With respect to titanium, this process has found use primarily in niche markets such as the manufacture of jewelry, cases for watches and portable electronics. While these applications take advantage of the high specific strength and excellent corrosion resistance of titanium, penetration of titanium MIM (Ti-MIM) products into the automotive, aerospace, chemical production, and biomedical market sectors has been limited because of historical problems with alloy impurities that are directly attributable to the injection molding process. Specifically, carbon, oxygen, and nitrogen are left behind during binder removal and become incorporated into the chemistry and microstructure of the material during densification. Even at low concentration, these impurities can cause severe degradation in the mechanical properties of titanium and its alloys. Thus, issues which are key to the acceptance of Ti-MIM components in advanced engineering applications are those that pertain to reducing these impurities to an acceptable minimum level in a cost-effective manner. They include:

(1) development of high purity titanium powder;

(2) design of a binder/solvent system that can be easily removed, does not require burn-out in an oxidizing environment, and leaves behind no residual carbon;

(3) subsequent development of a controlled method of sintering under a protective environment.

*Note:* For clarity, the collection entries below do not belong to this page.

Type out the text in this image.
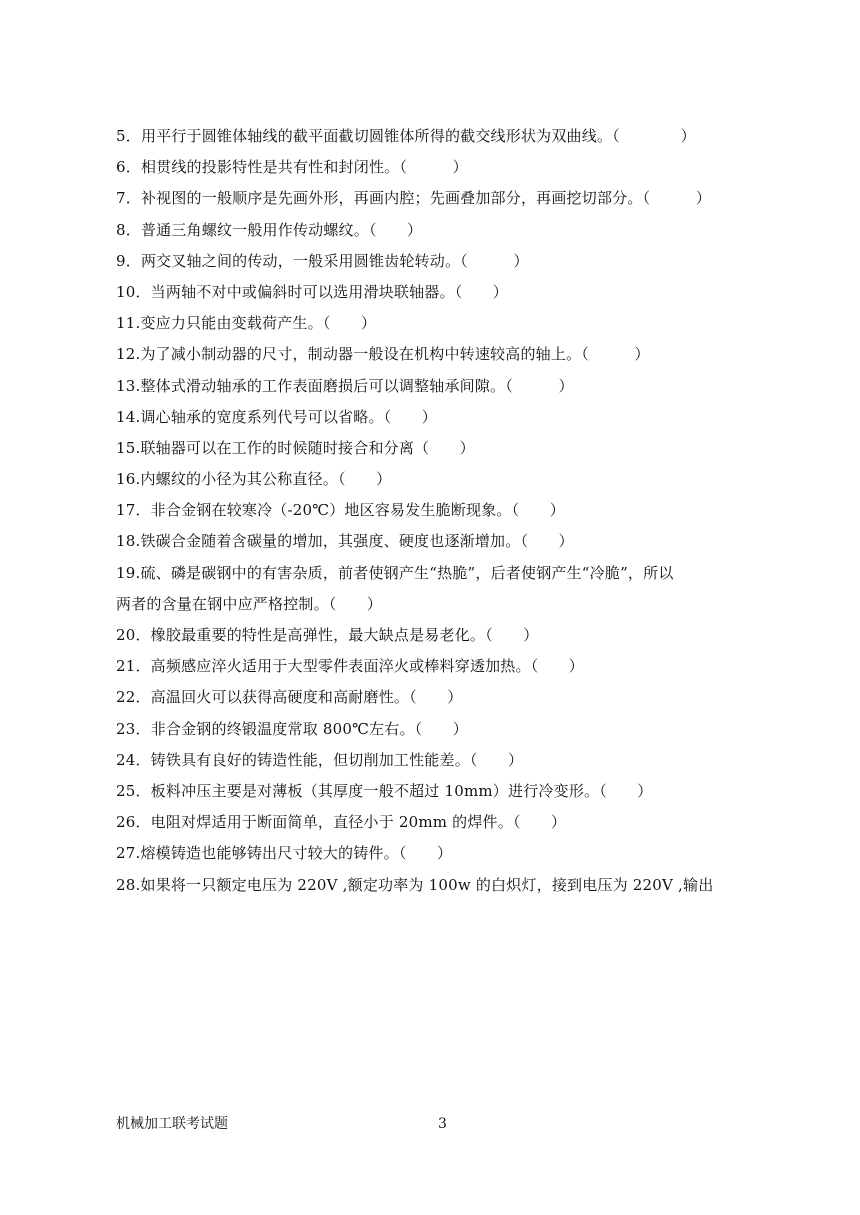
5．用平行于圆锥体轴线的截平面截切圆锥体所得的截交线形状为双曲线。（　　　　）
6．相贯线的投影特性是共有性和封闭性。（　　　）
7．补视图的一般顺序是先画外形，再画内腔；先画叠加部分，再画挖切部分。（　　　）
8．普通三角螺纹一般用作传动螺纹。（　　）
9．两交叉轴之间的传动，一般采用圆锥齿轮转动。（　　　）
10．当两轴不对中或偏斜时可以选用滑块联轴器。（　　）
11.变应力只能由变载荷产生。（　　）
12.为了减小制动器的尺寸，制动器一般设在机构中转速较高的轴上。（　　　）
13.整体式滑动轴承的工作表面磨损后可以调整轴承间隙。（　　　）
14.调心轴承的宽度系列代号可以省略。（　　）
15.联轴器可以在工作的时候随时接合和分离（　　）
16.内螺纹的小径为其公称直径。（　　）
17．非合金钢在较寒冷（-20℃）地区容易发生脆断现象。（　　）
18.铁碳合金随着含碳量的增加，其强度、硬度也逐渐增加。（　　）
19.硫、磷是碳钢中的有害杂质，前者使钢产生“热脆”，后者使钢产生“冷脆”，所以
两者的含量在钢中应严格控制。（　　）
20．橡胶最重要的特性是高弹性，最大缺点是易老化。（　　）
21．高频感应淬火适用于大型零件表面淬火或棒料穿透加热。（　　）
22．高温回火可以获得高硬度和高耐磨性。（　　）
23．非合金钢的终锻温度常取 800℃左右。（　　）
24．铸铁具有良好的铸造性能，但切削加工性能差。（　　）
25．板料冲压主要是对薄板（其厚度一般不超过 10mm）进行冷变形。（　　）
26．电阻对焊适用于断面简单，直径小于 20mm 的焊件。（　　）
27.熔模铸造也能够铸出尺寸较大的铸件。（　　）
28.如果将一只额定电压为 220V ,额定功率为 100w 的白炽灯，接到电压为 220V ,输出
机械加工联考试题	3
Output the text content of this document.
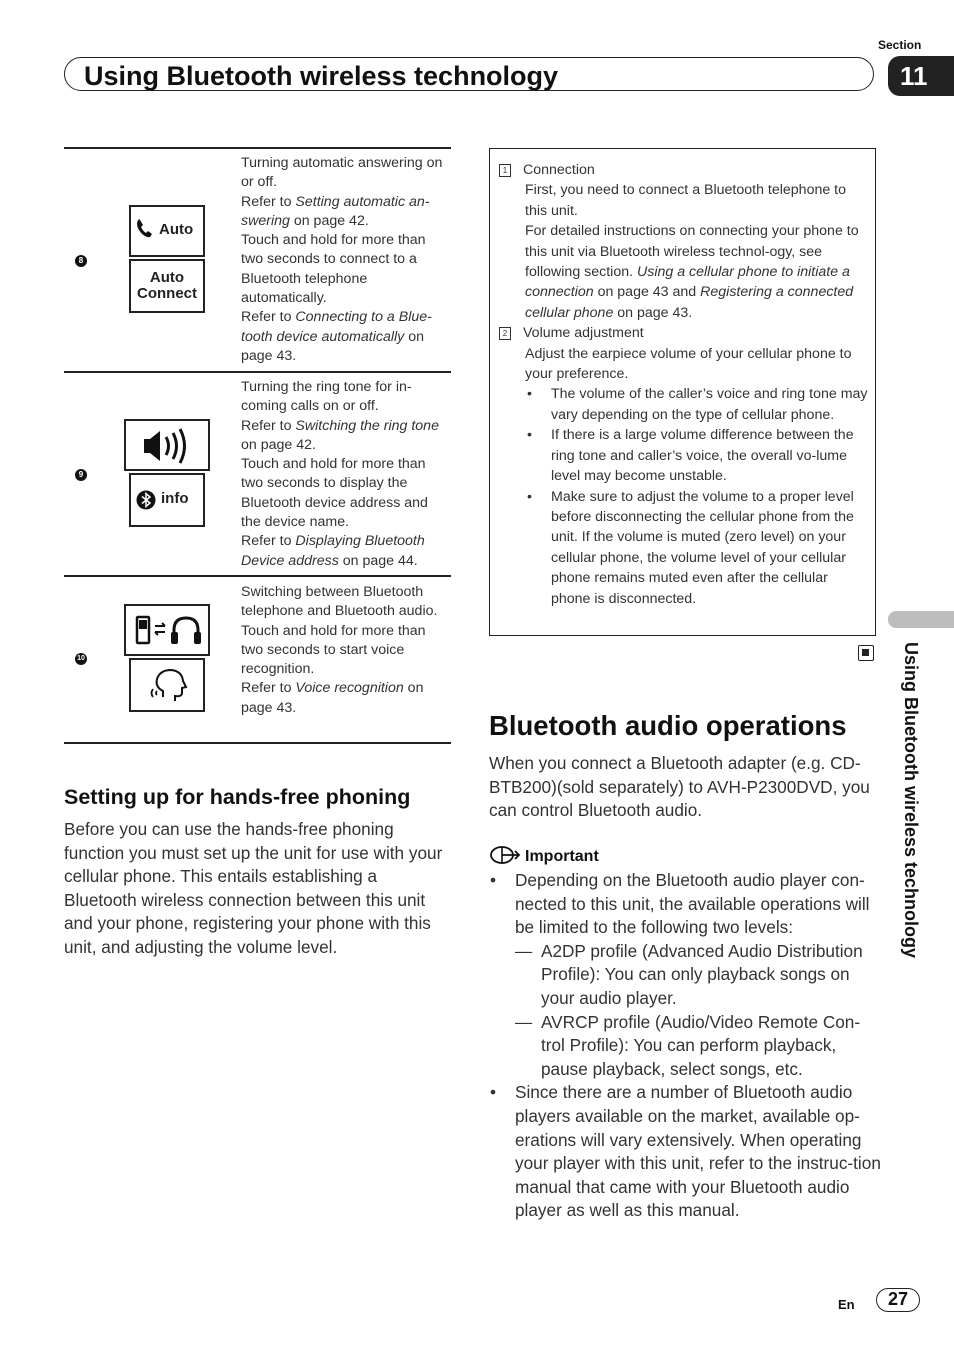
Using Bluetooth wireless technology
Section
11
Using Bluetooth wireless technology
8
Auto
Auto
Connect
Turning automatic answering on or off.
Refer to Setting automatic an-swering on page 42.
Touch and hold for more than two seconds to connect to a Bluetooth telephone automatically.
Refer to Connecting to a Blue-tooth device automatically on page 43.
9
info
Turning the ring tone for in-coming calls on or off.
Refer to Switching the ring tone on page 42.
Touch and hold for more than two seconds to display the Bluetooth device address and the device name.
Refer to Displaying Bluetooth Device address on page 44.
10
Switching between Bluetooth telephone and Bluetooth audio.
Touch and hold for more than two seconds to start voice recognition.
Refer to Voice recognition on page 43.
Setting up for hands-free phoning
Before you can use the hands-free phoning function you must set up the unit for use with your cellular phone. This entails establishing a Bluetooth wireless connection between this unit and your phone, registering your phone with this unit, and adjusting the volume level.
1 Connection
First, you need to connect a Bluetooth telephone to this unit.
For detailed instructions on connecting your phone to this unit via Bluetooth wireless technol-ogy, see following section. Using a cellular phone to initiate a connection on page 43 and Registering a connected cellular phone on page 43.
2 Volume adjustment
Adjust the earpiece volume of your cellular phone to your preference.
• The volume of the caller’s voice and ring tone may vary depending on the type of cellular phone.
• If there is a large volume difference between the ring tone and caller’s voice, the overall vo-lume level may become unstable.
• Make sure to adjust the volume to a proper level before disconnecting the cellular phone from the unit. If the volume is muted (zero level) on your cellular phone, the volume level of your cellular phone remains muted even after the cellular phone is disconnected.
Bluetooth audio operations
When you connect a Bluetooth adapter (e.g. CD-BTB200)(sold separately) to AVH-P2300DVD, you can control Bluetooth audio.
Important
• Depending on the Bluetooth audio player con-nected to this unit, the available operations will be limited to the following two levels:
— A2DP profile (Advanced Audio Distribution Profile): You can only playback songs on your audio player.
— AVRCP profile (Audio/Video Remote Con-trol Profile): You can perform playback, pause playback, select songs, etc.
• Since there are a number of Bluetooth audio players available on the market, available op-erations will vary extensively. When operating your player with this unit, refer to the instruc-tion manual that came with your Bluetooth audio player as well as this manual.
En	27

Pacific Northwest National Laboratory (PNNL) is currently investigating low cost methods of manufacturing high purity Ti powder and at PNNL Battelle is investigating new techniques for fabricating high quality components from these and other powders.

Logically, the Ti-MIM practice follows the similar processes developed for the antecedent materials such as stainless steel and ceramics. Although Ti-MIM is a favorite research topic today, the issue of convincing the designers to use Ti injection-molded parts still exists. This is mainly because of the concern about contamination which seems unavoidable during the Ti-MIM process. Much information about the binder formulation, powder requirements, debinding, and sintering is available in the literature. There are several powder vendors and feedstock suppliers. However, most of the binders in the feedstock are proprietarily protected. The disclosed information on the binders used for formulating powder feedstock is very limited, which in turn discourages their adoption by engineering designers.